Planned Parenthood in Silver Spring, the closest Planned Parenthood facility to the University of Maryland campus, will close on March 17 as the organization consolidates its services in the Washington area.

Planned Parenthood of Metropolitan Washington, D.C., has added two new locations in Northeast Washington and Suitland, Maryland in the last 15 months, according to an organization news release. Clients and employees from the Silver Spring branch will be absorbed into those locations, according to the release.

The Silver Spring location is about 7 miles away from this campus; the new location in Northeast Washington is about 10 miles away. The Silver Spring branch has operated for about 20 years.

The location's lease is up in March, and with newer, more comprehensive branches now open in the area, there is less need for the Silver Spring clinic.

"This strategic decision will ensure that Planned Parenthood is in a position to continue to meet the growing and diverse needs of our community in the metro DC area with high-quality health care and education services no matter what," President and CEO Laura Meyers said in the news release.

The Northeast Washington location opened in September 2016 and the Suitland location opened in November 2015, said Mara Kaiser Braunger, Planned Parenthood of Metropolitan Washington vice president of external relations. The Suitland location was not in Planned Parenthood's original plans, but Prince George's County officials asked the organization to open a clinic in a "medical desert," she said.

"Our board has been studying patient and healthcare needs in the midst of this really dynamic landscape, and one of the considerations was, what do we do in Silver Spring?" Kaiser Braunger said. "So the board voted — because of the expanded footprint here in D.C. — to absorb the patient base."

She noted the Northeast Washington location is only five Metro stops away from the Silver Spring station. Additionally, the Planned Parenthood in Gaithersburg is seeing major upgrades, including a switch to an online scheduling system and increased sex education services, she said.

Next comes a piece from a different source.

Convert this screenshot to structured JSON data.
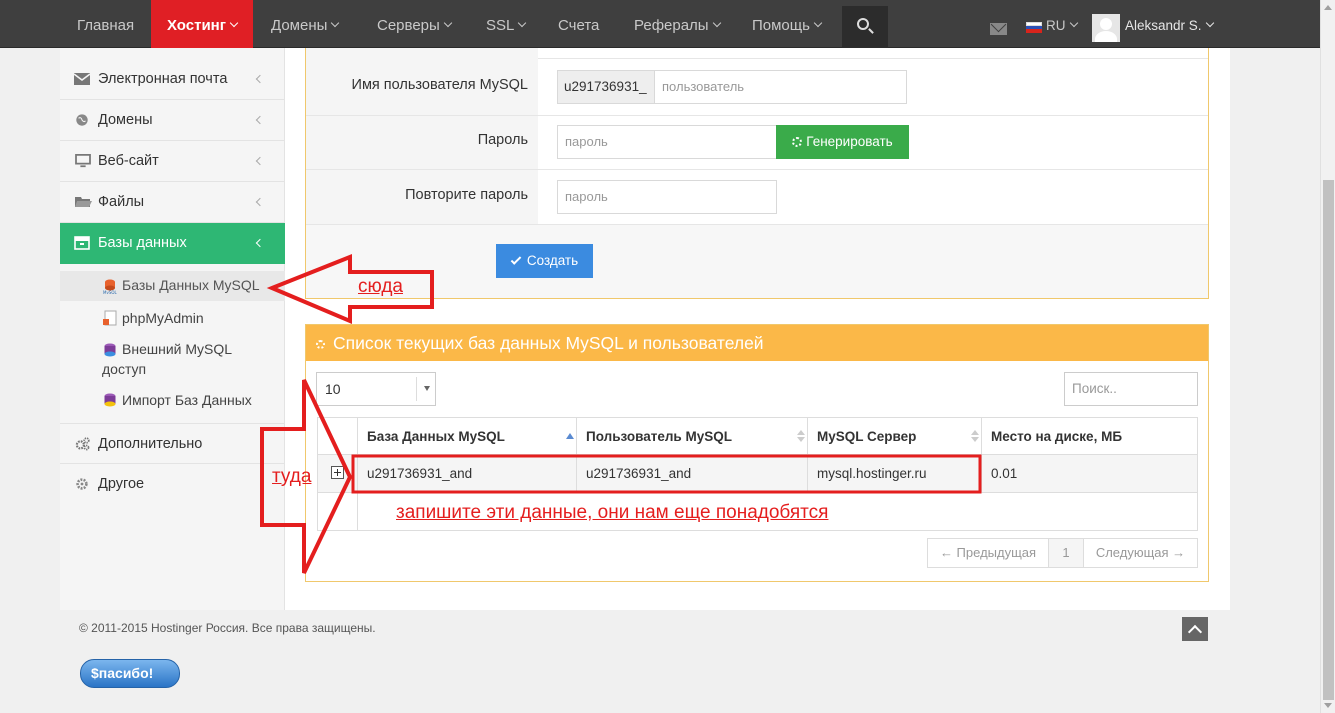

Melanie Zheng, the director of the SGA's Health and Wellness committee said she hadn't heard about the facility closing.

"It is kind of disappointing because it is pretty close to campus, so I think it was potentially an asset to undergraduate students on campus," she said.

The senior biochemistry major noted there are other women's clinics nearby, including the Pregnancy Aid Center in College Park. The Health Center also provides contraceptive resources to students on campus, but Zheng stressed the need for educating students about what other options are available to them.

President Trump and other conservatives have repeatedly pledged to defund Planned Parenthood, citing their moral opposition to abortion. Kaiser Braunger said the organization has seen an uptick in donations since the election.

The Guardian reported in December that Planned Parenthood received 40 times more donations than normal in the six weeks following the election. "There is a lot of uncertainty about what's happening with Medicaid and with the [Affordable Care Act]" she said. "At the end of the day, our patients still need care, and we're going to be here. Our message is clear our doors remain open, no matter what."

Trump said Monday he would pledge to continue providing federal funding to the organization if they stopped performing abortions.

In response, Planned Parenthood President Cecile Richards wrote on Twitter that the organization "is proud to provide abortion—a necessary service that's as vital to our mission as birth control or cancer screenings."

Planned Parenthood receives about $500 million in federal funding each year, but federal money supports the organization's women's health services, not abortions.

"The type of legislation you're describing and other pieces that have been proposed, frankly would just prevent millions of women who rely on Medicaid or federal programs from accessing the health care that has been there for decades," Kaiser Braunger said. "We are not backing down. We know the devastating impact that this type of legislation has."

In Texas, infant mortality rates have skyrocketed as funding for Planned Parenthood decreased, Kaiser Braunger said. While Vice President Mike Pence served as governor of Indiana, Planned Parenthood facilities closed in rural areas of the state, eliminating access to STI and HIV testing in Austin, Indiana, where HIV is prevalent.

Despite resistance from Congress and the president, Kaiser Braunger said services in the Washington area will continue.

"Our focus is the patients and the patient experience, high-quality sex education, and keeping the community healthy from a reproductive health standpoint," she said. "That's our mission, and that's what we intend to continue to do in a very uncertain time."